Tuesday, 5 May 2015

three day road response #2

It is just like hunting, I think. It is hunting.
This section of the book focusses largely on the war -- specifically on sniping. Xavier and Elijah become snipers, and the description of their actions and thoughts made me think about how we've become so desensitized to war.

I knew what war was when I was growing up; I learned about it in class and from general talk, but I don't ever remember thinking of the 'enemy' as real people. When we talk about war and conflict in our world, we always make it out to be so black and white: the good guys and the bad guys. Our side and their side. The heroes and the villains. And we when we hear about the enemies dying, we're happy about it -- we don't think about the fact that those enemies are people, too, that they have families and lives and maybe they're just fighting for what they believe is right. How has our world desensitized us to violence and war so much that we're happy to know another life has been taken?

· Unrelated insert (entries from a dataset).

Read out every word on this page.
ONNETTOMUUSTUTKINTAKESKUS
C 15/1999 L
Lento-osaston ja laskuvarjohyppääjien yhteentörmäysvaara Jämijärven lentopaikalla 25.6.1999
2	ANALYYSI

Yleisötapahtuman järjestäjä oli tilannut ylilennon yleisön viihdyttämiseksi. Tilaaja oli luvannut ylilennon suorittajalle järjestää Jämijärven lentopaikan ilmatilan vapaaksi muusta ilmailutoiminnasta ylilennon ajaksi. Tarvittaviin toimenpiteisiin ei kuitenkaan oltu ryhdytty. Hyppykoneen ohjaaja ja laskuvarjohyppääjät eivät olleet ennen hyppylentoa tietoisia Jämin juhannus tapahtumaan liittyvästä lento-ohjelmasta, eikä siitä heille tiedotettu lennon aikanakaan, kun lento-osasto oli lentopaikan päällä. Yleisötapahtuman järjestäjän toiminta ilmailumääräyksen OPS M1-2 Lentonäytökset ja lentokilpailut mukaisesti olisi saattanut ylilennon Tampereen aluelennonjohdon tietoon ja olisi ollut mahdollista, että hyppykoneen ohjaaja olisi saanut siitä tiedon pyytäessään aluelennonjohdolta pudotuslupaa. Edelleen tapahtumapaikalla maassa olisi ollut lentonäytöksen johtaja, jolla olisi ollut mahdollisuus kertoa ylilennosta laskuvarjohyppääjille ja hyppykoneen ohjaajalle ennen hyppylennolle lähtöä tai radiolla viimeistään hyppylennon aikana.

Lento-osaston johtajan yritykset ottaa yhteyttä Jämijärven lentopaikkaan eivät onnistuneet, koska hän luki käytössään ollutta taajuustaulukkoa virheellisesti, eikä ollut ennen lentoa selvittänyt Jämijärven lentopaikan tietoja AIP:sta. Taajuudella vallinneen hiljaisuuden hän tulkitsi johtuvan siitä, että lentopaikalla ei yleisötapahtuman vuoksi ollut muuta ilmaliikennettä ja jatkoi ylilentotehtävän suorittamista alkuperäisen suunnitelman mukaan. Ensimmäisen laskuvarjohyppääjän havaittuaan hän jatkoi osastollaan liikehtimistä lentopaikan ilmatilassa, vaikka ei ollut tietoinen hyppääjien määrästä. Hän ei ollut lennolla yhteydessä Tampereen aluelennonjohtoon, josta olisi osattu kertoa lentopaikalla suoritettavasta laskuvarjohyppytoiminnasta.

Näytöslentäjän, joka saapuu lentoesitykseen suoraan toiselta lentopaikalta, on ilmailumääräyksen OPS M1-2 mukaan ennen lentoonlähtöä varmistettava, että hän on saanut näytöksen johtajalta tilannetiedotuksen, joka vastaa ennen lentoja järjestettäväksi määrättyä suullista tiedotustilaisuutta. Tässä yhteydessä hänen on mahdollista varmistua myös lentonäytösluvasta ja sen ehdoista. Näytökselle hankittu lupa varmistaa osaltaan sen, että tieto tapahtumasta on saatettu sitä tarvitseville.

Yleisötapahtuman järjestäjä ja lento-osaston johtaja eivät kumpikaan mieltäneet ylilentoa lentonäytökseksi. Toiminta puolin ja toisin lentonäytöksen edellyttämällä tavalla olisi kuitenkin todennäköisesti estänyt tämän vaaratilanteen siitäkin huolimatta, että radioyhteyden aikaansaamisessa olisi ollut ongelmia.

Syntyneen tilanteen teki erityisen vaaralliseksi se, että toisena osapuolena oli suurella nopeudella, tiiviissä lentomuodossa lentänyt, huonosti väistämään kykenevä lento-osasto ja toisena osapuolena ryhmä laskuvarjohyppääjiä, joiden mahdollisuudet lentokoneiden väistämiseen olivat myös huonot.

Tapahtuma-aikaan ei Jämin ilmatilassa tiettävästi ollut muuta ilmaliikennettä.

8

The same happens in Three Day Road. When Xavier and Elijah are trained to become snipers, Xavier tells himself that it is just hunting. If he can look at his enemy and see the Germans as deer to be hunted, he won't have to think about the fact that it's actually another human being on the other end of that gun. He's killing people, plain and simple -- even if the action is done in war and in the same of freedom, he's still taking a life. But hunting? Of course that's different. We hunt so we can eat, so we can survive. If he looks at the man he's killing as something to be hunted and caught, maybe it won't be such a hard pill to swallow.

I wonder if the rest of the soldiers did that too -- told themselves they weren't killing people, told themselves the enemy was just something to be hunted for sport or survival. Maybe it helped them sleep at night. Somehow, I can't really blame them.

1 comment:

  1. Can you believe this was one of my first war books? I don't like reading about the harsh realities of life-I like my little bubble. But I'm glad that I read this book! Thanks for the response.